Friday, June 14, 2013

Your Writer Voice

It took me a long time to find my writer voice. For a long time I wasn't even sure what that meant, then I thought maybe I didn't have one. Then it clicked.

I was writing the umpteenth draft of what eventually became my first novel, The Night Train, when it suddenly dawned on me that all those other drafts had been written by someone (me) trying to adhere to all the so-called rules of writing marketable fiction. I wondered what would happen if I just wrote the way I wanted to, without worrying whether or not anyone else would like it. So I gave it a shot

All those other drafts were missing something. I didn't know what they were missing, but I knew they were missing something very important. It wasn't anything I could put my finger on, either. Just a nagging inner voice telling me they were not what I wanted to create. I knew I could do better even though I never had proven it. I couldn't even explain to myself what it was I wanted to create, but I knew I would recognize it when I saw it. Not being able to close the gap was like hanging over the side of the Grand Canyon.

Like most writers, I wrote a lot of crap. I have files and notebooks with some really bad writing. Writing, like anything else worth doing, takes practice. It takes lots of hours of outputting stuff you hope no one ever stumbles across before you get it right. Never be ashamed of writing badly, just don't show it to anyone.

Find your voice.

How will you know you've found it? For me, it was that moment when writing became comfortable. It was when I gave myself permission to break rules, not because I didn't know better, but because I felt like they were in the way of telling my story.

My story.

Don't get me wrong: I want readers to like my writing. I appreciate every review I've ever received. I cherish every encouraging word, every when is your next book coming out, but the single most important thing to me as a writer is being able to read the final draft of my manuscript and say, yes, that's exactly what I was shooting for.
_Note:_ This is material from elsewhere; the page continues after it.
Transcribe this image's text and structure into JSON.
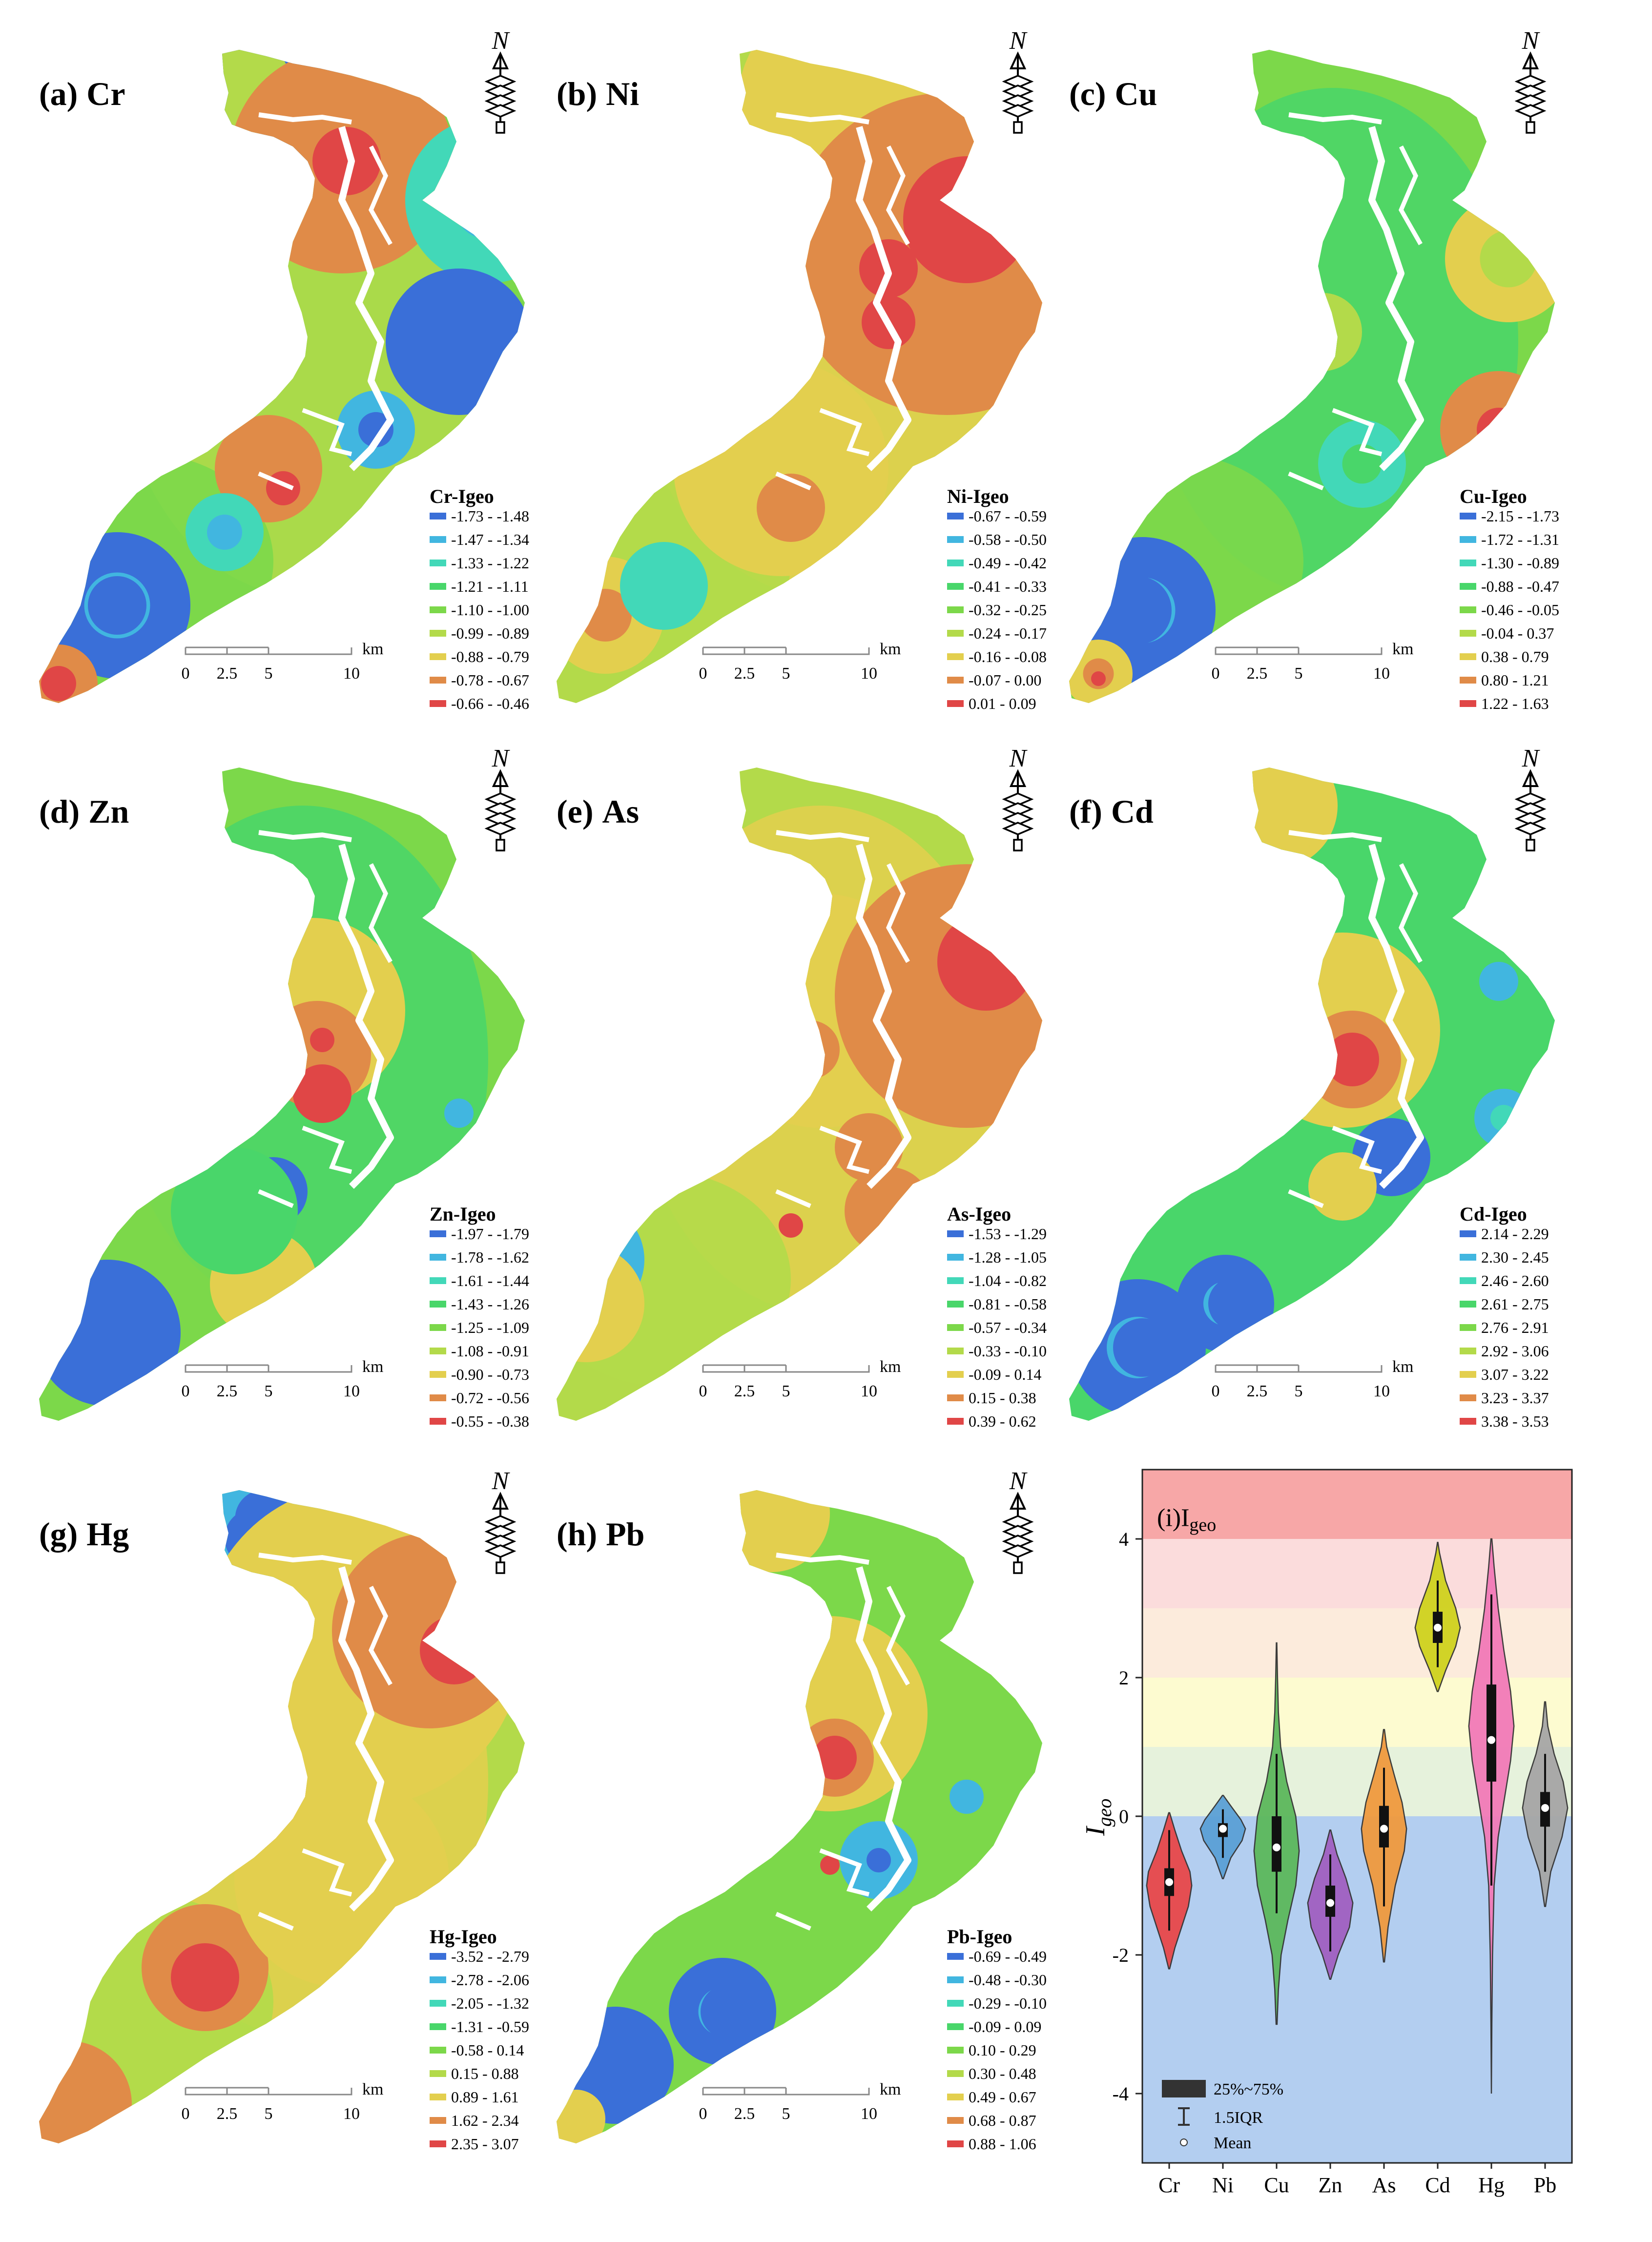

How did you know you had found your voice?


  1. Well said, Carl. You know me, I'm a rule breaker. I find that I can't always get what I really want to say across and follow the rules at the same time, but as long as we, as writers, are not breaking the rules just for the sake of being different or trendy or anything but following our own hearts, I think, for the most part, a little rule breaking could do us good.
    I tend to ignore the naysayers. As long as I'm happy with a piece of work when it's completed,and can put it to rest, I feel I've done what I set out to accomplish, then I feel a great deal of happiness about my career. When I look at all my favorite writers, artists, singers, song-writers -- they were all rule-breakers.
    So I say -- follow your instinct and write your own rules based on what you know to be right in your heart. The writing will come and your voice will become stronger and more defined with each new story. At least you will leave behind a legacy of authentic work. After all, we don't write to leave behind a body of work depicting the beliefs of an author we ourselves don't even know.
    Even if the world doesn't get it, leave behind your true voice. It's the only thing that, to a writer, should matter.
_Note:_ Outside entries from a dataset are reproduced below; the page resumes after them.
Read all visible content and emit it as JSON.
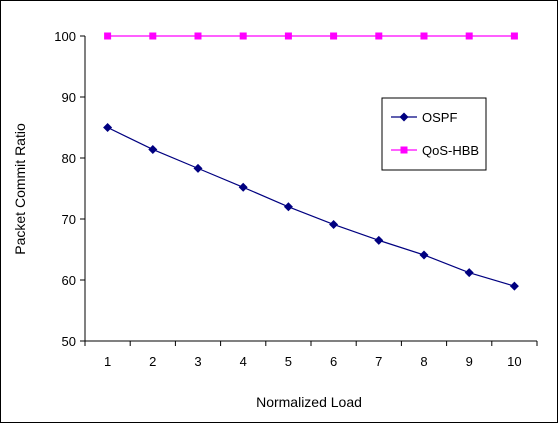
{
  "chart_data": {
    "type": "line",
    "title": "",
    "xlabel": "Normalized Load",
    "ylabel": "Packet Commit Ratio",
    "categories": [
      "1",
      "2",
      "3",
      "4",
      "5",
      "6",
      "7",
      "8",
      "9",
      "10"
    ],
    "ylim": [
      50,
      100
    ],
    "yticks": [
      "50",
      "60",
      "70",
      "80",
      "90",
      "100"
    ],
    "grid": false,
    "legend_position": "right",
    "series": [
      {
        "name": "OSPF",
        "color": "#000080",
        "marker": "diamond",
        "values": [
          85.0,
          81.4,
          78.3,
          75.2,
          72.0,
          69.1,
          66.5,
          64.1,
          61.2,
          59.0
        ]
      },
      {
        "name": "QoS-HBB",
        "color": "#ff00ff",
        "marker": "square",
        "values": [
          100,
          100,
          100,
          100,
          100,
          100,
          100,
          100,
          100,
          100
        ]
      }
    ]
  }
}
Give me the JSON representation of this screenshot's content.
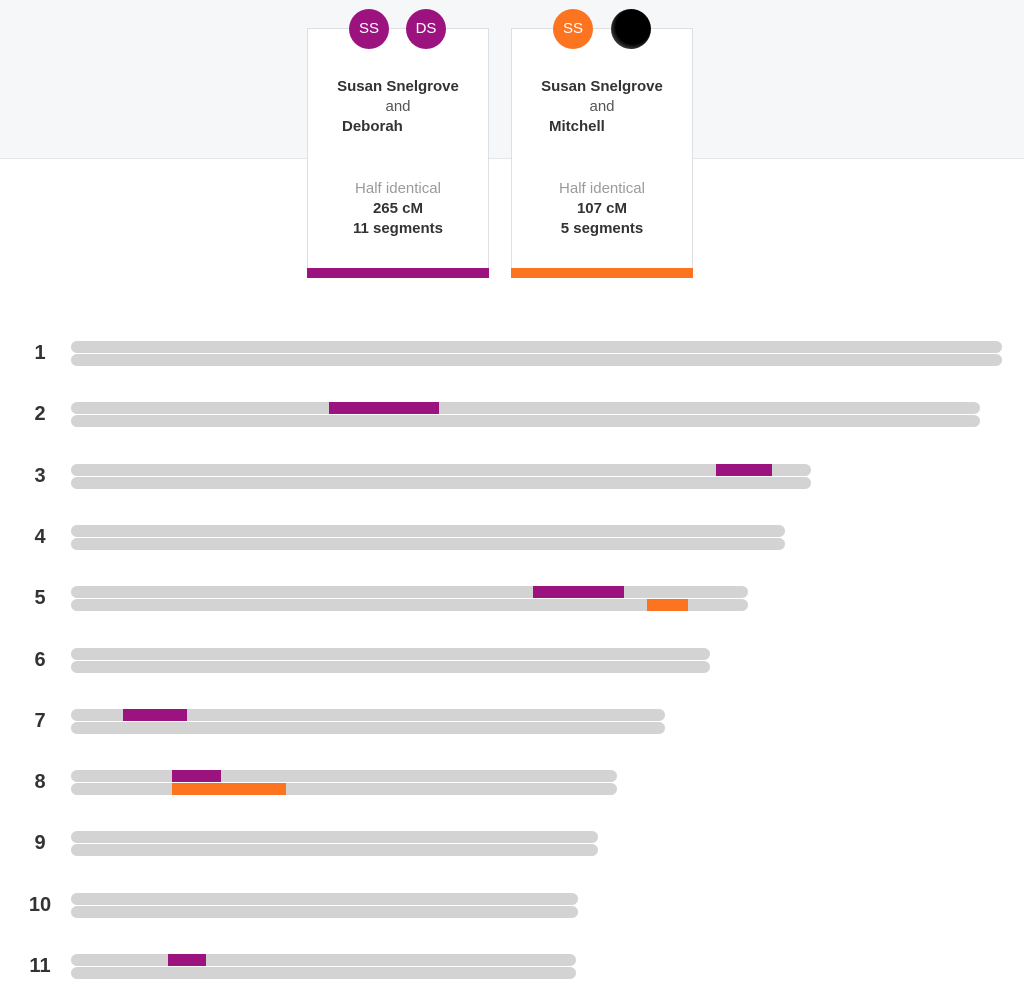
{
  "colors": {
    "purple": "#9c1380",
    "orange": "#fc7320",
    "track": "#d3d3d3"
  },
  "matches": [
    {
      "avatar_a": "SS",
      "avatar_b": "DS",
      "name_a": "Susan Snelgrove",
      "connector": "and",
      "name_b": "Deborah",
      "relation": "Half identical",
      "cm": "265 cM",
      "segments": "11 segments",
      "color": "#9c1380"
    },
    {
      "avatar_a": "SS",
      "avatar_b_icon": "redacted-avatar-icon",
      "name_a": "Susan Snelgrove",
      "connector": "and",
      "name_b": "Mitchell",
      "relation": "Half identical",
      "cm": "107 cM",
      "segments": "5 segments",
      "color": "#fc7320"
    }
  ],
  "chromosomes": [
    {
      "label": "1",
      "length": 249,
      "segments": []
    },
    {
      "label": "2",
      "length": 243,
      "segments": [
        {
          "strand": 0,
          "match": 0,
          "start": 69,
          "end": 98.5
        }
      ]
    },
    {
      "label": "3",
      "length": 198,
      "segments": [
        {
          "strand": 0,
          "match": 0,
          "start": 172.5,
          "end": 187.5
        }
      ]
    },
    {
      "label": "4",
      "length": 191,
      "segments": []
    },
    {
      "label": "5",
      "length": 181,
      "segments": [
        {
          "strand": 0,
          "match": 0,
          "start": 123.5,
          "end": 148
        },
        {
          "strand": 1,
          "match": 1,
          "start": 154,
          "end": 165
        }
      ]
    },
    {
      "label": "6",
      "length": 171,
      "segments": []
    },
    {
      "label": "7",
      "length": 159,
      "segments": [
        {
          "strand": 0,
          "match": 0,
          "start": 14,
          "end": 31
        }
      ]
    },
    {
      "label": "8",
      "length": 146,
      "segments": [
        {
          "strand": 0,
          "match": 0,
          "start": 27,
          "end": 40
        },
        {
          "strand": 1,
          "match": 1,
          "start": 27,
          "end": 57.5
        }
      ]
    },
    {
      "label": "9",
      "length": 141,
      "segments": []
    },
    {
      "label": "10",
      "length": 135.5,
      "segments": []
    },
    {
      "label": "11",
      "length": 135,
      "segments": [
        {
          "strand": 0,
          "match": 0,
          "start": 26,
          "end": 36
        }
      ]
    }
  ]
}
    1. This very topic came up in a forum I ran across this weekend and there was one writer who explained his process of plotting and outlining, then proclaimed that any writer who doesn't follow that process will fail. No ifs, ands, or buts about it. Write that way or you can't possibly produce anything other than an incoherent mess.
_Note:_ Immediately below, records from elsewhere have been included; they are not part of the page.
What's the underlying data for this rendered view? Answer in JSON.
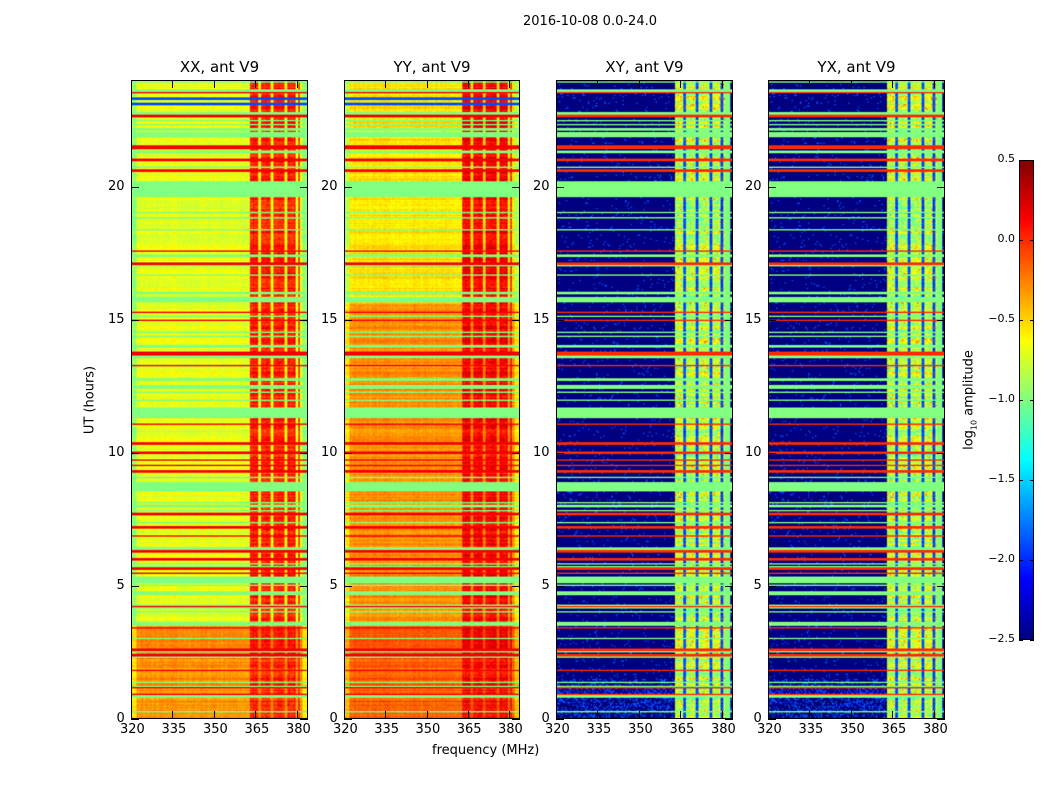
{
  "chart_data": {
    "type": "heatmap",
    "title": "2016-10-08 0.0-24.0",
    "ylabel": "UT (hours)",
    "xlabel": "frequency (MHz)",
    "xlim": [
      320,
      384
    ],
    "ylim": [
      0,
      24
    ],
    "xticks": [
      320,
      335,
      350,
      365,
      380
    ],
    "yticks": [
      0,
      5,
      10,
      15,
      20
    ],
    "colorbar": {
      "label_prefix": "log",
      "label_sub": "10",
      "label_suffix": " amplitude",
      "range": [
        -2.5,
        0.5
      ],
      "ticks": [
        "0.5",
        "0.0",
        "−0.5",
        "−1.0",
        "−1.5",
        "−2.0",
        "−2.5"
      ],
      "tick_values": [
        0.5,
        0.0,
        -0.5,
        -1.0,
        -1.5,
        -2.0,
        -2.5
      ],
      "colormap": "jet"
    },
    "panels": [
      {
        "title": "XX, ant V9",
        "kind": "auto",
        "base_level": -0.7,
        "band_level": 0.05
      },
      {
        "title": "YY, ant V9",
        "kind": "auto_yy",
        "base_level": -0.45,
        "band_level": 0.15
      },
      {
        "title": "XY, ant V9",
        "kind": "cross",
        "base_level": -2.5,
        "band_level": -0.8
      },
      {
        "title": "YX, ant V9",
        "kind": "cross",
        "base_level": -2.5,
        "band_level": -0.8
      }
    ],
    "rfi_band_mhz": [
      363,
      381
    ],
    "flagged_time_ranges_hours": [
      [
        19.6,
        20.2
      ],
      [
        11.3,
        11.7
      ],
      [
        15.65,
        15.85
      ],
      [
        8.6,
        8.9
      ],
      [
        5.1,
        5.35
      ],
      [
        12.4,
        12.55
      ],
      [
        3.5,
        3.65
      ]
    ],
    "bright_time_lines_hours": [
      22.65,
      21.5,
      21.0,
      20.6,
      17.1,
      13.7,
      10.35,
      10.0,
      9.3,
      7.7,
      7.2,
      6.3,
      6.0,
      5.7,
      2.6,
      2.4,
      1.2,
      0.9
    ],
    "dark_time_lines_hours": [
      23.1,
      23.3
    ]
  }
}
      Listening to such self-serving advice can kill a budding writer's career faster than anything. If you can't follow your own instincts then you should be doing something else, in my humble opinion.

  2. I guess I am a little late posting on this topic but I agree that having an outline and writing toward the conclusion is the best and easiest way to write. I often hear or see something that i wish to write about and I just start writing without any hint as to an ending. I very often in mid story change the ending and the results are often better than the planned story.

    My theory is to write and if it turns out good use it and if it doesn't-save it anyway when you read it later it may be better than you think it is now.

    Claude Jones, Pontotoc

    1. I have two novels out, Claude, and didn't know the ending to either of them until the last chapter. With The Night Train, my first, I wrote the last sentence before it hit me that it had ended. As you get to know your characters, if you give them room to grow, you will find yourself chasing them more than directing. And, yes, write everything, but only show people the good stuff.